Ah, that was me trying to put support for logical types in place. Unfortunately, the Avro codebase was quite old and not very friendly (eg, the Apache project was not even using github when I tried, and the repo linked above was just a mirror). Since I was quite in a rush at the time, I simply created an helper method that translates byte[] to decimal according to the original Java specification:

// http://www.ralbu.com/post/2013/07/19/BigInteger-in-Java-and-C // c# The individual bytes in the value array should be in little-endian order, from lowest-order byte to highest-order byte. public static decimal GetDecimalFromByteArray(byte[] bytes) { var result = new BigInteger(bytes.Reverse().ToArray()); return (decimal) result * (decimal)Math.Pow(10, -8); }

The above method just assumes a fixed magnitude, which was the case at the time (avro messages encoded by debezium coming from a mysql/maria db, with decimals all set to (20,8) in the db). The only huge pain for me was that I needed to know which fields were decimals before using them. Whether you use Avro GenericRecords or you use the avro gen tool, you loose in any case information about the logical type which could be used to decide whether the field is a real decimal or not (there is another open issue about this https://github.com/confluentinc/confluent-kafka-dotnet/issues/636). If you are using the avro gen tool, you can probably adapt the code above in some way, but in our case we went for GenericRecords and just used an helper method when we had to read decimals values (really few cases, just a couple of instances). This approach doesn't obviously scale very well and could quickly become a pain to mantain, it would be better to have "native" decimals.

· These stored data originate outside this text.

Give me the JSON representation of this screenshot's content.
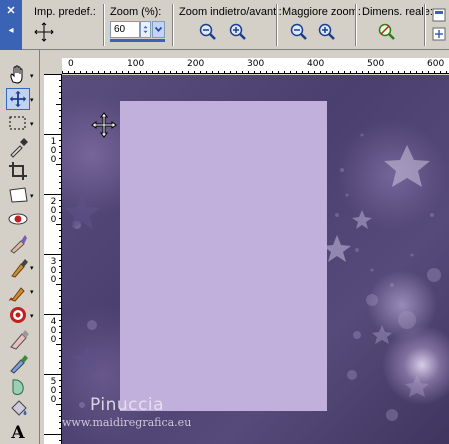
{
  "toolbar": {
    "presets_label": "Imp. predef.:",
    "zoom_label": "Zoom (%):",
    "zoom_value": "60",
    "zoom_inout_label": "Zoom indietro/avanti:",
    "zoom_more_label": "Maggiore zoom:",
    "actual_size_label": "Dimens. reale:"
  },
  "ruler_top": [
    "0",
    "100",
    "200",
    "300",
    "400",
    "500",
    "600"
  ],
  "ruler_left": [
    "1 0 0",
    "2 0 0",
    "3 0 0",
    "4 0 0",
    "5 0 0"
  ],
  "tools": [
    "pan-tool-icon",
    "move-tool-icon",
    "selection-tool-icon",
    "eyedropper-tool-icon",
    "crop-tool-icon",
    "deform-tool-icon",
    "red-eye-tool-icon",
    "makeover-tool-icon",
    "clone-brush-icon",
    "paint-brush-icon",
    "lighten-darken-icon",
    "eraser-tool-icon",
    "color-replacer-icon",
    "retouch-tool-icon",
    "bucket-fill-icon",
    "text-tool-icon"
  ],
  "canvas": {
    "watermark": "Pinuccia",
    "watermark_url": "www.maidiregrafica.eu"
  },
  "colors": {
    "selection_fill": "#c2b0dc",
    "background_dark": "#4a3f6e",
    "toolbar_grip": "#3a62b5"
  }
}
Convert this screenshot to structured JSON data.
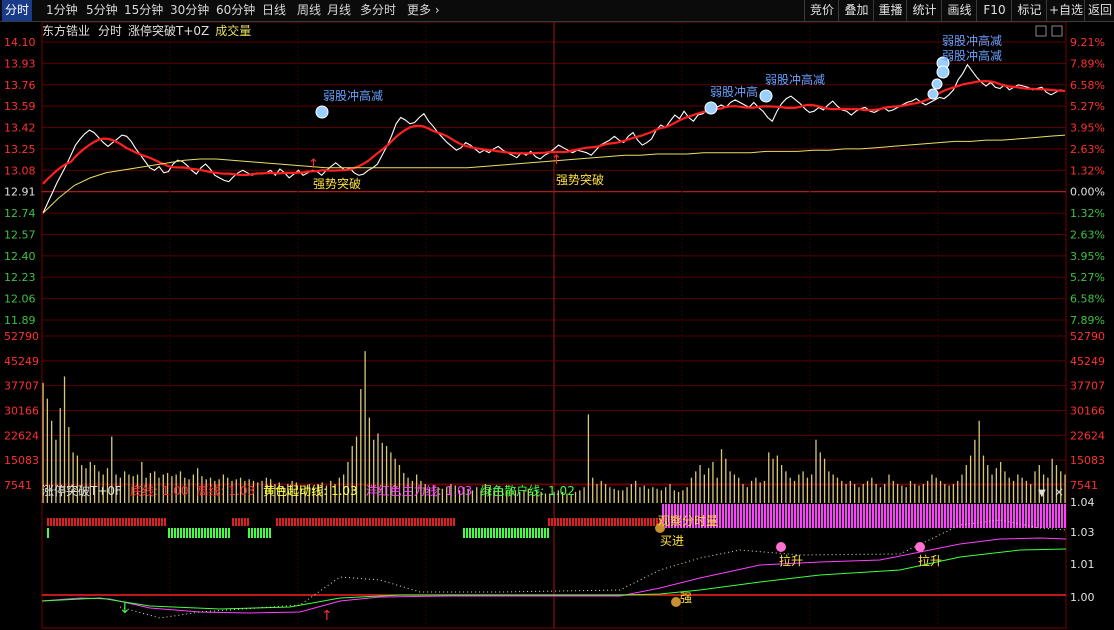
{
  "toolbar": {
    "periods": [
      "分时",
      "1分钟",
      "5分钟",
      "15分钟",
      "30分钟",
      "60分钟",
      "日线",
      "周线",
      "月线",
      "多分时",
      "更多"
    ],
    "right_buttons": [
      "竞价",
      "叠加",
      "重播",
      "统计",
      "画线",
      "F10",
      "标记",
      "+自选",
      "返回"
    ]
  },
  "header": {
    "stock": "东方锆业",
    "mode": "分时",
    "indicator": "涨停突破T+0Z",
    "volume_label": "成交量"
  },
  "price_axis": {
    "left": [
      "14.10",
      "13.93",
      "13.76",
      "13.59",
      "13.42",
      "13.25",
      "13.08",
      "12.91",
      "12.74",
      "12.57",
      "12.40",
      "12.23",
      "12.06",
      "11.89"
    ],
    "right": [
      "9.21%",
      "7.89%",
      "6.58%",
      "5.27%",
      "3.95%",
      "2.63%",
      "1.32%",
      "0.00%",
      "1.32%",
      "2.63%",
      "3.95%",
      "5.27%",
      "6.58%",
      "7.89%"
    ]
  },
  "volume_axis": [
    "52790",
    "45249",
    "37707",
    "30166",
    "22624",
    "15083",
    "7541"
  ],
  "indicator_panel": {
    "name": "涨停突破T+0F",
    "lines": [
      {
        "label": "底线:",
        "value": "1.00",
        "color": "#ff3030"
      },
      {
        "label": "高线:",
        "value": "1.03",
        "color": "#ff3030"
      },
      {
        "label": "黄色起动线:",
        "value": "1.03",
        "color": "#ffff40"
      },
      {
        "label": "洋红色主力线:",
        "value": "1.03",
        "color": "#ff40ff"
      },
      {
        "label": "绿色散户线:",
        "value": "1.02",
        "color": "#40ff40"
      }
    ],
    "axis": [
      "1.04",
      "1.03",
      "1.01",
      "1.00"
    ]
  },
  "annotations": {
    "weak": [
      "弱股冲高减",
      "弱股冲高",
      "弱股冲高减",
      "弱股冲高减",
      "弱股冲高减"
    ],
    "strong": [
      "强势突破",
      "强势突破"
    ],
    "observe": "观察分时量",
    "buy": "买进",
    "strong_lower": "强",
    "rise": [
      "拉升",
      "拉升"
    ]
  },
  "colors": {
    "up": "#ff3030",
    "price": "#ffffff",
    "avg": "#e8e060",
    "volume": "#d8c878",
    "grid": "#7a0000",
    "magenta": "#ff40ff",
    "green": "#40ff40"
  },
  "chart_data": {
    "type": "line",
    "prev_close": 12.91,
    "ylim": [
      11.89,
      14.1
    ],
    "vol_max": 52790,
    "price": [
      12.74,
      12.82,
      12.9,
      12.98,
      13.05,
      13.12,
      13.2,
      13.28,
      13.33,
      13.37,
      13.4,
      13.38,
      13.34,
      13.3,
      13.27,
      13.3,
      13.33,
      13.36,
      13.35,
      13.31,
      13.25,
      13.2,
      13.15,
      13.1,
      13.08,
      13.11,
      13.06,
      13.07,
      13.13,
      13.16,
      13.15,
      13.12,
      13.08,
      13.05,
      13.1,
      13.13,
      13.09,
      13.04,
      13.02,
      13.0,
      12.99,
      13.03,
      13.06,
      13.08,
      13.06,
      13.04,
      13.06,
      13.05,
      13.06,
      13.08,
      13.04,
      13.09,
      13.06,
      13.02,
      13.05,
      13.08,
      13.04,
      13.06,
      13.08,
      13.07,
      13.04,
      13.08,
      13.11,
      13.14,
      13.11,
      13.08,
      13.1,
      13.06,
      13.04,
      13.05,
      13.08,
      13.1,
      13.13,
      13.2,
      13.27,
      13.35,
      13.45,
      13.5,
      13.48,
      13.45,
      13.46,
      13.5,
      13.53,
      13.47,
      13.43,
      13.38,
      13.34,
      13.3,
      13.27,
      13.24,
      13.26,
      13.3,
      13.28,
      13.25,
      13.22,
      13.24,
      13.22,
      13.25,
      13.27,
      13.24,
      13.22,
      13.2,
      13.18,
      13.22,
      13.2,
      13.23,
      13.19,
      13.17,
      13.2,
      13.22,
      13.25,
      13.28,
      13.26,
      13.24,
      13.22,
      13.24,
      13.23,
      13.22,
      13.2,
      13.24,
      13.28,
      13.3,
      13.32,
      13.35,
      13.32,
      13.3,
      13.35,
      13.38,
      13.32,
      13.28,
      13.3,
      13.33,
      13.4,
      13.44,
      13.42,
      13.47,
      13.52,
      13.49,
      13.55,
      13.5,
      13.47,
      13.52,
      13.53,
      13.56,
      13.54,
      13.58,
      13.6,
      13.58,
      13.62,
      13.64,
      13.62,
      13.6,
      13.58,
      13.62,
      13.58,
      13.55,
      13.5,
      13.47,
      13.55,
      13.61,
      13.65,
      13.67,
      13.64,
      13.61,
      13.57,
      13.54,
      13.55,
      13.58,
      13.56,
      13.6,
      13.63,
      13.59,
      13.56,
      13.55,
      13.52,
      13.55,
      13.57,
      13.58,
      13.55,
      13.54,
      13.56,
      13.58,
      13.55,
      13.56,
      13.58,
      13.6,
      13.62,
      13.63,
      13.65,
      13.62,
      13.6,
      13.62,
      13.64,
      13.66,
      13.65,
      13.68,
      13.72,
      13.8,
      13.85,
      13.92,
      13.87,
      13.82,
      13.78,
      13.75,
      13.78,
      13.74,
      13.73,
      13.76,
      13.72,
      13.74,
      13.76,
      13.75,
      13.74,
      13.72,
      13.73,
      13.74,
      13.7,
      13.68,
      13.7,
      13.72,
      13.71
    ],
    "avg": [
      12.74,
      12.86,
      12.96,
      13.02,
      13.06,
      13.08,
      13.1,
      13.12,
      13.14,
      13.16,
      13.17,
      13.17,
      13.16,
      13.15,
      13.14,
      13.13,
      13.12,
      13.11,
      13.1,
      13.1,
      13.1,
      13.1,
      13.1,
      13.1,
      13.1,
      13.1,
      13.1,
      13.1,
      13.11,
      13.12,
      13.13,
      13.14,
      13.15,
      13.16,
      13.17,
      13.18,
      13.19,
      13.2,
      13.2,
      13.21,
      13.21,
      13.21,
      13.22,
      13.22,
      13.22,
      13.22,
      13.23,
      13.23,
      13.23,
      13.24,
      13.24,
      13.25,
      13.25,
      13.26,
      13.27,
      13.28,
      13.29,
      13.3,
      13.31,
      13.31,
      13.32,
      13.32,
      13.33,
      13.34,
      13.35,
      13.36
    ],
    "volume": [
      38000,
      33000,
      26000,
      20000,
      30000,
      40000,
      24000,
      16000,
      15000,
      12000,
      11000,
      13000,
      12000,
      10000,
      9000,
      11000,
      21000,
      9000,
      8000,
      10000,
      9000,
      8500,
      9000,
      13000,
      8000,
      9500,
      10000,
      8000,
      9000,
      9500,
      8500,
      9000,
      10000,
      8000,
      7500,
      9000,
      11000,
      8500,
      7500,
      8000,
      7000,
      7500,
      9000,
      8000,
      7000,
      7500,
      8000,
      7000,
      7500,
      7000,
      6500,
      7000,
      8000,
      7500,
      6000,
      6500,
      5000,
      6000,
      7000,
      6500,
      5500,
      5500,
      6000,
      5000,
      6000,
      6500,
      5500,
      7000,
      6000,
      8000,
      9000,
      13000,
      18000,
      21000,
      36000,
      48000,
      27000,
      20000,
      22000,
      19000,
      18000,
      16000,
      14000,
      12000,
      9500,
      8000,
      7000,
      9000,
      7000,
      6000,
      5000,
      5500,
      5000,
      4500,
      5000,
      6000,
      5500,
      4000,
      5000,
      4500,
      4000,
      5000,
      4000,
      6000,
      5000,
      4000,
      5000,
      4500,
      4000,
      4500,
      4000,
      3500,
      4000,
      4500,
      3500,
      4000,
      3500,
      3000,
      3000,
      3500,
      4000,
      3500,
      3000,
      2500,
      3500,
      4000,
      5000,
      28000,
      8000,
      6000,
      7000,
      6000,
      5000,
      4500,
      4000,
      4000,
      5000,
      6000,
      7000,
      5000,
      5500,
      4500,
      5000,
      4500,
      4000,
      5000,
      6000,
      4000,
      3500,
      4000,
      5000,
      8000,
      10000,
      12000,
      9000,
      11000,
      13000,
      8000,
      17000,
      14000,
      10000,
      9000,
      8000,
      6000,
      5000,
      7000,
      8000,
      6500,
      7000,
      16000,
      14000,
      15000,
      12000,
      10000,
      8000,
      7000,
      9000,
      10000,
      8000,
      9000,
      20000,
      16000,
      14000,
      10000,
      9000,
      8000,
      7000,
      6000,
      7000,
      6000,
      5000,
      6000,
      7000,
      8000,
      6000,
      5000,
      6000,
      9000,
      7000,
      6000,
      5500,
      5000,
      7000,
      6000,
      5500,
      6000,
      7000,
      9000,
      8000,
      7000,
      6000,
      5500,
      6000,
      7000,
      9000,
      12000,
      15000,
      20000,
      26000,
      15000,
      12000,
      9000,
      11000,
      13000,
      10000,
      8000,
      7000,
      9000,
      8000,
      7000,
      6000,
      10000,
      12000,
      9000,
      8000,
      14000,
      12000,
      10000,
      9000
    ]
  }
}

tl;dr You probably shouldn't build on the (failed) attempt above.

manuel-zulian avatar Oct 31 '18 16:10 manuel-zulian

In case this might help: where s is the avro encoded decimal, and you know the original scale - using @manuel-zulian 's method:

public static decimal GetDecimalFromBase64String(string s, int scale)
{
   var bytes = Convert.FromBase64String(s);
   var result = new BigInteger(bytes.Reverse().ToArray());
   return (decimal)result * (decimal)Math.Pow(10, -scale);
}

codeclash avatar Jun 12 '19 14:06 codeclash

It's ok as a workaround but this actually should be done by the generated class also because there're other logical types (like datetime)

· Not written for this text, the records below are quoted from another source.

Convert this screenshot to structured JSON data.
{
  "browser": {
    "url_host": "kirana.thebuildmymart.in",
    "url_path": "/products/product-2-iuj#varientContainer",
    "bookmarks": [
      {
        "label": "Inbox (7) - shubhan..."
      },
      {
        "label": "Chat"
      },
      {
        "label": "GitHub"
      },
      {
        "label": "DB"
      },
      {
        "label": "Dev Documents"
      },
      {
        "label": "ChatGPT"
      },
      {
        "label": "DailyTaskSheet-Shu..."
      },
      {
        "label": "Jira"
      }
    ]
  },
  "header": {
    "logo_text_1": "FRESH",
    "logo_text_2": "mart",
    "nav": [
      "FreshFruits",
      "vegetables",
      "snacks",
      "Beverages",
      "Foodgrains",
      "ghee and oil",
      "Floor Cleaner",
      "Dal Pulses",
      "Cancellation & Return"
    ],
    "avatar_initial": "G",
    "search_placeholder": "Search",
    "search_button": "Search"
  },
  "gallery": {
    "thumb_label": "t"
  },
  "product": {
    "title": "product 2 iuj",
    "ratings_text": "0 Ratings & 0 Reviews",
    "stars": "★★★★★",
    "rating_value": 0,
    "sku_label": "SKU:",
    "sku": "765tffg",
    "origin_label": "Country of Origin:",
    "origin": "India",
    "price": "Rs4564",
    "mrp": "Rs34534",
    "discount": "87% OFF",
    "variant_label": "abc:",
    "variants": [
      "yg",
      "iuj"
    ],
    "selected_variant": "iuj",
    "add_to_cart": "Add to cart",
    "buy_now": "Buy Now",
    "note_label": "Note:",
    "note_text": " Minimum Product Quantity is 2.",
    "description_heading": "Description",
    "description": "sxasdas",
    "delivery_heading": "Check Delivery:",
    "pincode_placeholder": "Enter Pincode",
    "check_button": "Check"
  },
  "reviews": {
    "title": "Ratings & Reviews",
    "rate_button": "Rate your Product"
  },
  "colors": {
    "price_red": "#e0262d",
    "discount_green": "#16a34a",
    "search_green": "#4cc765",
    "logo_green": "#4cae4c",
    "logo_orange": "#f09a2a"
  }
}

https://avro.apache.org/docs/1.8.0/spec.html#Logical+Types

wilmerferreira avatar Jun 13 '19 11:06 wilmerferreira

Any news regarding this issue? I am myself new to Avro and would like to generate a C# model based on a Avro schema .asvc file using the avrogen tool. One of the properties defined in the schema has a 'timestamp-milis' logical type that I would like converted to a C# type.